Charles Clive Bigham, 2nd Viscount Mersey,  (18 August 1872 – 20 November 1956) was a British peer and Liberal politician.

Biography 
The son of John Bigham, 1st Viscount Mersey, Bigham was educated at Cheam School, Eton College (where he was a King's Scholar) and Sandhurst, and was commissioned into the Grenadier Guards in 1892. Finding soldiering uncongenial, he joined the reserves and travelled to the Ottoman Empire, Persia, Russia, China, and the Balkans, holding appointments as honorary attaché to various British embassies along the way. In 1897 he became special correspondent to The Times during the Greco-Turkish War, following the Ottoman Army.
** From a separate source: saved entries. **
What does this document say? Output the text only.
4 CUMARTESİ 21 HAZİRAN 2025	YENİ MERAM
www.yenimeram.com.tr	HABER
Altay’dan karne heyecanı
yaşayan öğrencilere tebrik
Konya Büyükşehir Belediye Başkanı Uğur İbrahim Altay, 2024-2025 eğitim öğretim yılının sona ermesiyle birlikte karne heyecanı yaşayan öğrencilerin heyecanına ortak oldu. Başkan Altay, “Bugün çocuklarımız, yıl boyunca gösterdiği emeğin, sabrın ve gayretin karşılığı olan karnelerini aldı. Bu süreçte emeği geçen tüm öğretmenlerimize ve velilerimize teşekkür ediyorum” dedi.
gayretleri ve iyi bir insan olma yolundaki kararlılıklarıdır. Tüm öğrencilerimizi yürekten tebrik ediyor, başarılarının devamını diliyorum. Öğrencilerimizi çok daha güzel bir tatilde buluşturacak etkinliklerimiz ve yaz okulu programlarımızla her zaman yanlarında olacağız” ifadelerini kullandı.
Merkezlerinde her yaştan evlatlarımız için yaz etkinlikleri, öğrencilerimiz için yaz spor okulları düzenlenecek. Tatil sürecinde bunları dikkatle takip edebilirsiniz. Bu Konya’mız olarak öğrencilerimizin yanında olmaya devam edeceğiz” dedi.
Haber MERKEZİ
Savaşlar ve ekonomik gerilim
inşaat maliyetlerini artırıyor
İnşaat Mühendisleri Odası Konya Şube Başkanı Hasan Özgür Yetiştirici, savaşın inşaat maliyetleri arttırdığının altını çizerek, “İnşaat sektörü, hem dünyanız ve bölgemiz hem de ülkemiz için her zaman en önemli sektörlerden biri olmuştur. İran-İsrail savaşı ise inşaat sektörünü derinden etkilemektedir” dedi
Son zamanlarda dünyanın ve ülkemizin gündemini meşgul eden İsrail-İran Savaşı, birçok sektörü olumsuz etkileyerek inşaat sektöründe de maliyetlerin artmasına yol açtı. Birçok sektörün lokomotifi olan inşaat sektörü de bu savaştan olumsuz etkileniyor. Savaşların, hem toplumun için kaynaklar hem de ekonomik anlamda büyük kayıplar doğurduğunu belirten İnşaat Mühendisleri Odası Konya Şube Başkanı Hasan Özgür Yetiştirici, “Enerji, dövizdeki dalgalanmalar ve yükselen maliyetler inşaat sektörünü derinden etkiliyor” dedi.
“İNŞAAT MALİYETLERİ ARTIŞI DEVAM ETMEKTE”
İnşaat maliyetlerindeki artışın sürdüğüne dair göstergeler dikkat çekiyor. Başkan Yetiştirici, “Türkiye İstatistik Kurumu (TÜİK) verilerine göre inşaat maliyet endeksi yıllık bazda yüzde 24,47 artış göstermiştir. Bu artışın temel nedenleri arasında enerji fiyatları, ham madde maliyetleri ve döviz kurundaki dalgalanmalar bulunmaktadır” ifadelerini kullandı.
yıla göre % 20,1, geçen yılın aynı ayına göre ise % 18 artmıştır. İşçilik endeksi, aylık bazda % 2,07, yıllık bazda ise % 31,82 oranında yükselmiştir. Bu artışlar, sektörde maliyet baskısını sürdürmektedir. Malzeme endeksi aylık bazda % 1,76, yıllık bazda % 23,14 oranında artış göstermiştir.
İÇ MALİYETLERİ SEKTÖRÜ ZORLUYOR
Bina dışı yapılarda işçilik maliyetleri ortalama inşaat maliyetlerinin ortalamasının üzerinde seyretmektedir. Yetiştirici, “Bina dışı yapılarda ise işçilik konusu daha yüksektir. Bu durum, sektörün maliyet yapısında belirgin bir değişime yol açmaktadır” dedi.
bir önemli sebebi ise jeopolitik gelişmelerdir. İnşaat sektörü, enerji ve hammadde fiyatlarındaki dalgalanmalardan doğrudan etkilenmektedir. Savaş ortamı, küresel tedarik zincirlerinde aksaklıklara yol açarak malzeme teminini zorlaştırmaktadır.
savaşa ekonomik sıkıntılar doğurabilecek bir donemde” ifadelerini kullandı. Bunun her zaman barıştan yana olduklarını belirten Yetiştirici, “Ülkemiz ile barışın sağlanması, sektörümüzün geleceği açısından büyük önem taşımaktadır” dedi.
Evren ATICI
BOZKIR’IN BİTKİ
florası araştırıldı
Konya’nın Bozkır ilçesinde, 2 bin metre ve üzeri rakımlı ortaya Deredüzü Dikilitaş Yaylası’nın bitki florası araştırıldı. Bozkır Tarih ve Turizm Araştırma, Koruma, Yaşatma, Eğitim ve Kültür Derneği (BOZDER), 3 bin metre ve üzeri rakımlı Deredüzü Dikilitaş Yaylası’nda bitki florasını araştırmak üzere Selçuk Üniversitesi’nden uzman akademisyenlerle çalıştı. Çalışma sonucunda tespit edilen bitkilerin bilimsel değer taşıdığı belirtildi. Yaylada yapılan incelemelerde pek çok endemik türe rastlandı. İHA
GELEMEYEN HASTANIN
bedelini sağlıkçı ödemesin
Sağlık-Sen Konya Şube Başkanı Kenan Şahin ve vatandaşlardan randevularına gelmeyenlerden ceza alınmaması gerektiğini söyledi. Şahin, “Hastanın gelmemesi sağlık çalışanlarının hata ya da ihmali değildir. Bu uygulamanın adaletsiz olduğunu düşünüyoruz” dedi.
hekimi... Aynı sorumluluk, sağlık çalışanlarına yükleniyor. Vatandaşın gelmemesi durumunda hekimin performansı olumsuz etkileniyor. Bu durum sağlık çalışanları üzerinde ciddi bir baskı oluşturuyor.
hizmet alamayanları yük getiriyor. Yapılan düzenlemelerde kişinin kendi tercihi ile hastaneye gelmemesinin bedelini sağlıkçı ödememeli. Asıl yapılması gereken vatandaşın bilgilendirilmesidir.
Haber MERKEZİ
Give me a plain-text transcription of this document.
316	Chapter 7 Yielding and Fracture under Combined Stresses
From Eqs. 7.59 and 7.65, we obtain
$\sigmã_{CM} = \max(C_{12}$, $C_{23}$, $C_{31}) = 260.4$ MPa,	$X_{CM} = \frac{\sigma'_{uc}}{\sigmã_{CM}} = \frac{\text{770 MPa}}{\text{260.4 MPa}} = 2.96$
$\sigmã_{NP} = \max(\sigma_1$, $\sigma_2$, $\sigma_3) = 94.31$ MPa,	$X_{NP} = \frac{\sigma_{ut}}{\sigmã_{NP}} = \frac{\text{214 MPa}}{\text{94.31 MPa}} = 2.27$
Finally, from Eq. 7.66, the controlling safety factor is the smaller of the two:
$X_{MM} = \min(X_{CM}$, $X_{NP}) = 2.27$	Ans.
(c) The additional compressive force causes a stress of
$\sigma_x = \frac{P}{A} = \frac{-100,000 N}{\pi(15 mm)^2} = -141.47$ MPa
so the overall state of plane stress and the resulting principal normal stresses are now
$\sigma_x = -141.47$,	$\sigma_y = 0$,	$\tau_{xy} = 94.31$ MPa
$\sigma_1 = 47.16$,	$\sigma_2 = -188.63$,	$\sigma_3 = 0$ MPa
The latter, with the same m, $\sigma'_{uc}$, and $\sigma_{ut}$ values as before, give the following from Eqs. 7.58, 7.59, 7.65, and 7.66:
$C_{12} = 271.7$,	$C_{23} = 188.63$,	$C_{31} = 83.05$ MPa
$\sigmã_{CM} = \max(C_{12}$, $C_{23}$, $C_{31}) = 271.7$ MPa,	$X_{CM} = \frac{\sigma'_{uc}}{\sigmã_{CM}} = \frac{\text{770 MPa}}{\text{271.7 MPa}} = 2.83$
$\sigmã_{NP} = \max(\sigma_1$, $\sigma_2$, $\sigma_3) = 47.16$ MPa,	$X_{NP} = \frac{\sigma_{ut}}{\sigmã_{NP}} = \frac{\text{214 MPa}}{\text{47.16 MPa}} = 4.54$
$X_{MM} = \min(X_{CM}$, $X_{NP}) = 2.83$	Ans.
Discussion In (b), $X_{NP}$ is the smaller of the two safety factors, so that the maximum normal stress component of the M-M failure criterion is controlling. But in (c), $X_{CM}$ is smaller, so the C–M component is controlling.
At the end of the war he was appointed honorary attaché to the British embassy at Constantinople at the request of Sir Philip Currie, in order to act as British representative on the International Repatriation Commission for displaced Greek peasants in Thessaly.

In 1899, he was transferred to the Peking embassy, and joined the Russian Army on campaign in Manchuria during the Boxer Rebellion. In 1900, he served as intelligence office to Admiral Sir Edward Seymour during the abortive Seymour Expedition, for which he was mentioned in dispatches. For his service in China he was appointed CMG. He contested Windsor for the Liberals in the 1906 general election, but narrowly lost.

He was Deputy Speaker of the House of Lords from 1933 and served as Liberal Chief Whip in the House of Lords from 1944 to 1949. In 1946 he was sworn of the Privy Council.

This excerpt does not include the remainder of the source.